Norton recognises this problem by considering the point in the distribution of earnings at which demand would be affected because the expected return would be insufficient to encourage enrolment. This point varies by field of study.
One objection to the suggestion that tuition subsidies should be reduced is the possible impact on students of low socioeconomic status. Norton deals comprehensively with this issue.
It turns out that the principal barrier to participation in higher education by those from low socioeconomic status backgrounds is school performance. For those from disadvantaged backgrounds who nonetheless do well at school, their participation in higher education is little different from those from different backgrounds but with similar school results.
The existence of HELP - the income-contingent loan arrangement that is available to all undergraduates - means that upfront fees do not create a barrier to participation in higher education.
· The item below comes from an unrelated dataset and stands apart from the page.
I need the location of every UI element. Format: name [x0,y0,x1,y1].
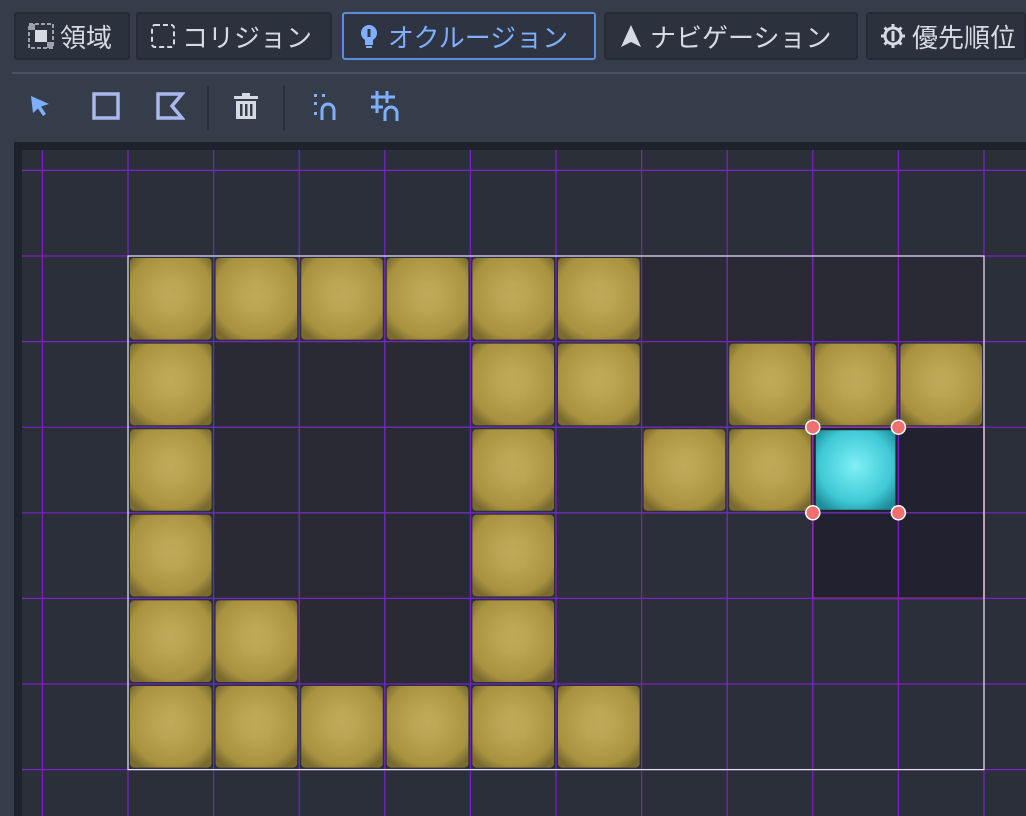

Moreover, the subsidy element in HELP is substantial, amounting to one-third of the student contribution to tuition costs. This is in addition to the direct tuition subsidies paid to universities.
A further consideration is the means of phasing in lower tuition subsidies. In the short run at least, the universities' (real) costs of delivering undergraduate courses will be unchanged, so the amount students pay to undertake particular courses, albeit generally on a deferred basis, will need to rise.
Given the benefit of local knowledge and the fact universities cater to different segments of the population, the first-best approach is to allow universities themselves to set the fees of their different courses. (For political and fiscal reasons, the government may opt to provide some upper limit to fees for which HELP can be accessed.)
Across time, we would expect to see much more innovation in course delivery methods and a wider range in the costs of delivery across universities. Some may opt, for instance, to specialise in online courses, while others may experiment with a teaching-only model and forgo research.
The present system of demand-driven places combined with rigid fee regulation is not sustainable. There is a strong case for reducing government subsidies paid for tuition costs, while increasing the students' contribution. The money saved is desperately needed for other policy areas with higher public benefits.